Joanna Horodyńska zauważyła, że wiele blogerek wygląda ostatnio przeciętnie, bazując na bezpiecznych, schematycznych zestawach typu sukienka plus szpilki. Stylistka jest przeciwna pojawianiu się w takich stylizacjach zwłaszcza osób związanych z branżą mody.
- Jeśli chodzi o blogerki, to ostatnio nic mnie nie zachwyciło. Niestety uważam, że już mają zmęczenie materiału i wychodząc na te wszystkie imprezy, brakuje im kolejnych pomysłów. Ja wychodzę wtedy, kiedy mam coś zorganizowanego. Natomiast, jeśli nie chcę, to nie wychodzę. A one już mają to wszystko tak poskładane, że po prostu muszą być tam, bo jeśli ich nie będzie, to coś się stanie. Ja nie mam już tego. I być może to wpływa na pozbywanie się na chwilę wyobraźni. Bo wierzę, że one ją mają, tylko że są już zmęczone tematem - mówi Joanna Horodyńska, stylistka.
Horodyńska podkreśla, że blogerki nie potrafią odpuścić żadnej imprezy. Nie dbają już o strój, lecz o frekwencję. W obawie o swoją popularność pojawiają się wszędzie tam, gdzie zostają zaproszone.
- Może to kwestia dojrzałości. Nie jestem już tak młoda jak one i wiele rzeczy w życiu przeżyłam. Dlatego nie mam w sobie takiej histerii, tylko muszę coś przemyśleć, przeanalizować, zastanowić się, żeby pójść dalej. Absolutnie nie zazdroszczę im tej histerii, ponieważ ona może doprowadzić również do czegoś niedobrego. I wolę chyba być dojrzałą, świadomą osobą niż histeryczną, ale to też jest urok młodości. Trzeba to przeżyć, żeby coś dalej z tym zrobić. Za 20 lat zobaczymy, co się stanie z blogerkami - mówi stylistka.

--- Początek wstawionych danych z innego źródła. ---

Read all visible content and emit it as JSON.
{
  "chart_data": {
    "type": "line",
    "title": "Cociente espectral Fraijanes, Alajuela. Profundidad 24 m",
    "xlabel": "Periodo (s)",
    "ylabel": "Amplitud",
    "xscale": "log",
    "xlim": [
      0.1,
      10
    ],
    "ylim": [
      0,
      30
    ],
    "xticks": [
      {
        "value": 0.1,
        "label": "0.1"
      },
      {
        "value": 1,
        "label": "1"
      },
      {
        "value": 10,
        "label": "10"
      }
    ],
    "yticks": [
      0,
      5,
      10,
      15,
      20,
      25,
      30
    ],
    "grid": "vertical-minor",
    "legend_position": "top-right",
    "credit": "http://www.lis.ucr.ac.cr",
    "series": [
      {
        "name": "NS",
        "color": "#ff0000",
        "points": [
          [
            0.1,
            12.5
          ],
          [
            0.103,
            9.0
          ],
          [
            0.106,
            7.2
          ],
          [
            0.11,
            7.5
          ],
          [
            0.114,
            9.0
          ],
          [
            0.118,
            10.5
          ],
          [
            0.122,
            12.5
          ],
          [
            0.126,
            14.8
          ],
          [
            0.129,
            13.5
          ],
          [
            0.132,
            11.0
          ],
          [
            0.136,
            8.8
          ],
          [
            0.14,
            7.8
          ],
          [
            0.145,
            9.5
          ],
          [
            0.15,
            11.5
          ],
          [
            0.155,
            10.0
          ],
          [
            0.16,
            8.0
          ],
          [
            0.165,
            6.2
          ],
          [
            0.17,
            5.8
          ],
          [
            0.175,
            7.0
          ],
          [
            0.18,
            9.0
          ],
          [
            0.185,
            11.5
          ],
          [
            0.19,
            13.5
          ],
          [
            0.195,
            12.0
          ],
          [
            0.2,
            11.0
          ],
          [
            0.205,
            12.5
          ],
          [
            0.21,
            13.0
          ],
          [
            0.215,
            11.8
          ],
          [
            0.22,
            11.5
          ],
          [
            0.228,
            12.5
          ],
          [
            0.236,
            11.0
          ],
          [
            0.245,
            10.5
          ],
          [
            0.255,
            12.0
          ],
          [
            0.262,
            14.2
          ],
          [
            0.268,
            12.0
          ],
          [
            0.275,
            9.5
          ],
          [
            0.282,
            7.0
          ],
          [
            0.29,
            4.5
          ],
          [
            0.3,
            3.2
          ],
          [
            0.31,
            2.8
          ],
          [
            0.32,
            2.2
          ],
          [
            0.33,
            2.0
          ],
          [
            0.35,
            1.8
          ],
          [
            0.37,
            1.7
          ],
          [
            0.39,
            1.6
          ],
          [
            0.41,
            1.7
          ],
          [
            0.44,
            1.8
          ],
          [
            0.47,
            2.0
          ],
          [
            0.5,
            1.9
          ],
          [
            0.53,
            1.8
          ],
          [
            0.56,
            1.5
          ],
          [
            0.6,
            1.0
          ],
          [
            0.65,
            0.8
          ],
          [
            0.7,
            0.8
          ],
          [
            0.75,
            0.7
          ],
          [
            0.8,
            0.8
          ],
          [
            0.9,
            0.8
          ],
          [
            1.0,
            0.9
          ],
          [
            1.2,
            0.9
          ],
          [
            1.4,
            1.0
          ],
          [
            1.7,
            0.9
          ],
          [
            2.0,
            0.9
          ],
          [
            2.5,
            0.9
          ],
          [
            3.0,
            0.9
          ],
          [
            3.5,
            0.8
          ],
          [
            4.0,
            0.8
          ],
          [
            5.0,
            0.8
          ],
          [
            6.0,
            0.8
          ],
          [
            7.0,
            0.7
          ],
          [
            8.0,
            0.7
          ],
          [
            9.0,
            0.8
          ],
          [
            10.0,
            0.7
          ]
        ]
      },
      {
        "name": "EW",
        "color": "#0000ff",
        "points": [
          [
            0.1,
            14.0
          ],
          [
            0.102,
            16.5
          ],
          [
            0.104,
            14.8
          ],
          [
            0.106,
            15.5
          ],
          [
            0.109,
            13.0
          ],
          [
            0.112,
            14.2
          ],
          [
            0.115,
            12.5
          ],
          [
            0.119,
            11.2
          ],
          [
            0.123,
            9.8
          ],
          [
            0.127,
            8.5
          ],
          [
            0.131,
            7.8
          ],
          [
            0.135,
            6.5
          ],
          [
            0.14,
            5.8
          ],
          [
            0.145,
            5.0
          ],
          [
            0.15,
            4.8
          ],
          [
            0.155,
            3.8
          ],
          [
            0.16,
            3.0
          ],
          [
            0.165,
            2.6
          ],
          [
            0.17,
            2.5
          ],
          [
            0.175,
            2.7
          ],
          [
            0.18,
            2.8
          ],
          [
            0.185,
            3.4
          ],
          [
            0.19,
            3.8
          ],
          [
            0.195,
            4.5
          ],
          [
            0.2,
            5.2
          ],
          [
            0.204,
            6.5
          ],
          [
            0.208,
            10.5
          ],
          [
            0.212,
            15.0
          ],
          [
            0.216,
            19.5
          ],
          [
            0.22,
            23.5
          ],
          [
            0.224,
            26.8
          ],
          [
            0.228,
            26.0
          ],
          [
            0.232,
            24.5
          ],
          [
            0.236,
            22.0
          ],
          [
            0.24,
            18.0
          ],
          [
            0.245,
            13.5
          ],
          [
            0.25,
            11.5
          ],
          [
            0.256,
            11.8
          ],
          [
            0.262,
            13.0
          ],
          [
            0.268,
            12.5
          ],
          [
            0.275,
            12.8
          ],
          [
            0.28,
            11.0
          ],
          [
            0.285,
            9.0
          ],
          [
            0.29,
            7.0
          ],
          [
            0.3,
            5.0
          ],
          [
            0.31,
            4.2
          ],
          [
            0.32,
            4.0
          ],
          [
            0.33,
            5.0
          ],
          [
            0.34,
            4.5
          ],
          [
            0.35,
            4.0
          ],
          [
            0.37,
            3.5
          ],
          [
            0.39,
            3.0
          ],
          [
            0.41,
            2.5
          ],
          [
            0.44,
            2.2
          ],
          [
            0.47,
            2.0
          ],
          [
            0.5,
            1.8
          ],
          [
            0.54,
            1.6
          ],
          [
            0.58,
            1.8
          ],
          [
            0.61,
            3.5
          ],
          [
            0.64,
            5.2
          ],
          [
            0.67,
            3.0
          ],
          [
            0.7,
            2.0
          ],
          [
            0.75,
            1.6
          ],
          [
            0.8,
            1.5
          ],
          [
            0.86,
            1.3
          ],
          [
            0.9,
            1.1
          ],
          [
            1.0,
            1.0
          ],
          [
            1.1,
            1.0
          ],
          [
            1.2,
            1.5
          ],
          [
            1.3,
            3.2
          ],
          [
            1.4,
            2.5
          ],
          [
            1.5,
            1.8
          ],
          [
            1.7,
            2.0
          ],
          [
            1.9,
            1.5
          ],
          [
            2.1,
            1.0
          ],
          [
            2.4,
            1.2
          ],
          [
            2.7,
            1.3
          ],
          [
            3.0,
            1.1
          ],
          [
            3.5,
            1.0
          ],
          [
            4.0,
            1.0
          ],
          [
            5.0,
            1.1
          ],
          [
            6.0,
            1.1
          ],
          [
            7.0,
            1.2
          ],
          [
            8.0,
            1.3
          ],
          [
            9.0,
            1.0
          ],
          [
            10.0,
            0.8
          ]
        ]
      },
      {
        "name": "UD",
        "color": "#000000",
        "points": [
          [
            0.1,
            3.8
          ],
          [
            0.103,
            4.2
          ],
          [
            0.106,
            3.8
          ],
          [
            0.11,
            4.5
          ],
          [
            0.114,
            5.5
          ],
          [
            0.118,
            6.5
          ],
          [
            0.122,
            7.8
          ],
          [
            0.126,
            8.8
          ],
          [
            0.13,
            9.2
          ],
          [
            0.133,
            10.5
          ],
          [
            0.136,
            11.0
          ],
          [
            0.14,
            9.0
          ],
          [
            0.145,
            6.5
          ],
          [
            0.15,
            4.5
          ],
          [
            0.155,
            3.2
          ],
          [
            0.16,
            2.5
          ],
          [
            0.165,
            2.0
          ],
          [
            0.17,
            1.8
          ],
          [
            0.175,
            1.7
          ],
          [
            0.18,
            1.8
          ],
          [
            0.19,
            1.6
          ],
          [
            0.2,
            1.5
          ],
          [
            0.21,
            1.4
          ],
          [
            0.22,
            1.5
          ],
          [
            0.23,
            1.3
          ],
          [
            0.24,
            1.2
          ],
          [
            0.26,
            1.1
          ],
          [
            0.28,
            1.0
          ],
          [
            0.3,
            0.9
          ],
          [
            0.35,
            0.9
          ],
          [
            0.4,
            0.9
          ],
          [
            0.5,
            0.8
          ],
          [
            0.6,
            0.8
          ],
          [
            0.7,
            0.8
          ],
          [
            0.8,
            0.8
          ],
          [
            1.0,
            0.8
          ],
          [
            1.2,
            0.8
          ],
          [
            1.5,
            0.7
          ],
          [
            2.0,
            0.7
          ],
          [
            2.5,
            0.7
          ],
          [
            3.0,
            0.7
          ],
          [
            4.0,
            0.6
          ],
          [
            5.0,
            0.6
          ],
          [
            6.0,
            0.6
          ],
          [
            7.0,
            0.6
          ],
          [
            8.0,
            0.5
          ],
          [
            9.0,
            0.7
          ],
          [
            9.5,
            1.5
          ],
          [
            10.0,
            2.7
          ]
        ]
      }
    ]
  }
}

Joanna Horodyńska to stylistka i modelka. Znana z otwartych i krytycznych sądów już nieraz wypowiadała się negatywnie na temat kreacji popularnych blogerek. Zdania na temat stylizacji samej Horodyńskiej są zwykle podzielone. Jednak stylistka dba o to, aby jej stroje nigdy nie były nijakie i pochodziły od projektantów światowej klasy.